The issue of whether to publish ethically questionable research is important. On the one hand, as the editors explain, scientific information is valuable and helpful in progress that may be able to help patients. On the other hand, publishing studies that have ethical concerns can be saying “Sorry, not sorry” to future researchers that even if the methods are concerning, editors will look the other way if the results are significant.

Another publication concern is the many conflicts of interests held by the study authors. In the HR article, there are 14 authors who claim 11 institutional affiliations (often each author has more than one affiliation). Of the 11 affiliates, six are private companies, four are university departments, and one is Previvo Genetics. Three of the authors are from Punta Mita Hospital fertility center and are the only ones located at the test site. One author is from Spain but works (and owns companies) in the U.S., and the others are U.S.-based. The Previvo authors include a senior marketing manager, the director of science, and Buster. Ideally, authors should not stand to gain financially from their participation in a study.
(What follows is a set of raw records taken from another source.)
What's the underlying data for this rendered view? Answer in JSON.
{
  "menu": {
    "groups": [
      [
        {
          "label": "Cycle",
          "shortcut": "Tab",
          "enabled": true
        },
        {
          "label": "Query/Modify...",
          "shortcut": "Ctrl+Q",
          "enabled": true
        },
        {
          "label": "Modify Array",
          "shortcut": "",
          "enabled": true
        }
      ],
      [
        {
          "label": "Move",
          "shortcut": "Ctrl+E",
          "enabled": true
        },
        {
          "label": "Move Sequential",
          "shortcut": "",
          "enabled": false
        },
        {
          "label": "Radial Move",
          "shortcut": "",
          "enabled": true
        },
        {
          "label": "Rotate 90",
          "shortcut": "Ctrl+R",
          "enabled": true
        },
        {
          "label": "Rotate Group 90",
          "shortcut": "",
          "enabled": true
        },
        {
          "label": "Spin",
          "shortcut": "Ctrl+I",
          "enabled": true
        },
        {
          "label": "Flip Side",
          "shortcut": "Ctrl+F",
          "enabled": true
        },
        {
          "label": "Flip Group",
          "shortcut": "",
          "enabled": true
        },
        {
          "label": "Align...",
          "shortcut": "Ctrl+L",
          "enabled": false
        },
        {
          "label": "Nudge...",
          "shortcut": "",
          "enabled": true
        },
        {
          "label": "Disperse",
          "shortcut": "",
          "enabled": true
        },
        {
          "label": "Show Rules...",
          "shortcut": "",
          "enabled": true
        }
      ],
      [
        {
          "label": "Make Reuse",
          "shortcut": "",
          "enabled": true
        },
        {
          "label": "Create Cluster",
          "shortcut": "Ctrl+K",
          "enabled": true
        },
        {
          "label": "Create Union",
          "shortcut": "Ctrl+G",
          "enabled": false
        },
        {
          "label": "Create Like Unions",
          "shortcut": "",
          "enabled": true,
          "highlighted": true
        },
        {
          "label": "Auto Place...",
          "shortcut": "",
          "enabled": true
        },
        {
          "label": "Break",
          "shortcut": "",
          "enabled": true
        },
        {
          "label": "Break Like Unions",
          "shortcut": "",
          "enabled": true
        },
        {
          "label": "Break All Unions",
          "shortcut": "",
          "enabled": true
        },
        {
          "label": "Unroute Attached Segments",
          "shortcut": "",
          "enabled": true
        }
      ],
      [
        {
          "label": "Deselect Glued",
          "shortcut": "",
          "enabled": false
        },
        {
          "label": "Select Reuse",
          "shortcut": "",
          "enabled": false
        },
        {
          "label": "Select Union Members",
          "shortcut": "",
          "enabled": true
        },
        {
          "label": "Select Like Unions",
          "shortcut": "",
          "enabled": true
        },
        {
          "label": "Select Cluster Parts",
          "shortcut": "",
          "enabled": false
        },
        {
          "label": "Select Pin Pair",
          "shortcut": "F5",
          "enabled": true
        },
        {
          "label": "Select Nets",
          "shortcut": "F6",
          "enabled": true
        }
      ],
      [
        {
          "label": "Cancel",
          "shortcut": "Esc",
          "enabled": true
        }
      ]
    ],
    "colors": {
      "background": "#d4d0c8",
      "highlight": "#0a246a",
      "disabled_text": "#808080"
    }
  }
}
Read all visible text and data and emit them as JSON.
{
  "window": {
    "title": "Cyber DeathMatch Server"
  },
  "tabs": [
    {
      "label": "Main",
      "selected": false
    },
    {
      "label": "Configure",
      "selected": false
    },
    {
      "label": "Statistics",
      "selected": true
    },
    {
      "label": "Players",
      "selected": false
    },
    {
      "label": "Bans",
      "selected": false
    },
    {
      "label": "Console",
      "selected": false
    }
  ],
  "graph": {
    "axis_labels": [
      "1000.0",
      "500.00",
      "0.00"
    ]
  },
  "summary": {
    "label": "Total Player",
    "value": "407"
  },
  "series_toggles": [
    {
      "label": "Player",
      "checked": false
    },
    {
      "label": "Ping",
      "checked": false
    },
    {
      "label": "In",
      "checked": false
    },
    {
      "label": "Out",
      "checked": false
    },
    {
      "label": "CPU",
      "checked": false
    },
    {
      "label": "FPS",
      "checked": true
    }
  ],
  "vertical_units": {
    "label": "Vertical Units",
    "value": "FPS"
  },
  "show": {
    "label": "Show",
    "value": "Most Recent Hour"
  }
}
Otherwise, the desire for a positive outcome (and images of future sales and high stock values) could cloud their objective judgement. Revealing a conflict, as the authors did here, is the minimum that a person can do, but best would be to avoid the conflict in the first place.

This study raises a number of ethical questions regarding financial entanglements, handling of embryos created just for research, abortion, ethics dumping, medical tourism, avoiding regulations and scrutiny, and most importantly, protecting human research subjects. As a bioethicist, I ask myself whether the study could have been done differently. Perhaps instead of creating embryos for this purpose, couples who undergo ovarian stimulation to create their families could be offered the option of traditional (needle) harvesting or the experimental technique, a study design that removes concerns over the status of creating embryos for research. However, a couple who has just spent tens of thousands of dollars for a cycle and only has a few eggs might be unwilling to gamble their reproductive success on an experiment. Instead of having twenty subjects undergo two stimulation cycles, another twenty subjects could have been enrolled as controls. The manuscript could have listed more information on why the work was done in Mexico instead of the company’s home country and how much they paid for a private IRB company to review their protocol. In some journals, editors are asking authors what work they did on the study and in writing the article, which leads to all of the authors having done work on the research. More complete conflict of interest forms could be scrutinized as part of manuscript review and be made public. More careful attention, detail, and transparency could have improved the optics of ethics in this work. I served on my institution’s IRB for nearly 6 years and worked with many IRBs for a decade before that. As this study stands, there are simply too many ethical questions raised in this research to justify its having been approved and published.

1 U.S. Patent US9498252B2, US20140378754A1, US20140378751A1, US20140378752A1, US9561257B2, US20140378750A1, US20170224379A1, EP3578122A1, US20160151090A1

2 At $1400, the amount was far less than a woman in the US would be paid for her eggs, which is $5,000-$10,000. The average woman in the U.S. earned about $42,000 a year in 2017 and the U.S. government calculates there are 221 workdays in a year, meaning a woman, on average, earns $190 per day. An egg donor in the US would thus be paid between 26 days ($5000) and 52 days ($10,000) salary for her egg. Remember that in 1982 donors were paid $200 (approximately $553 in 2020 dollars).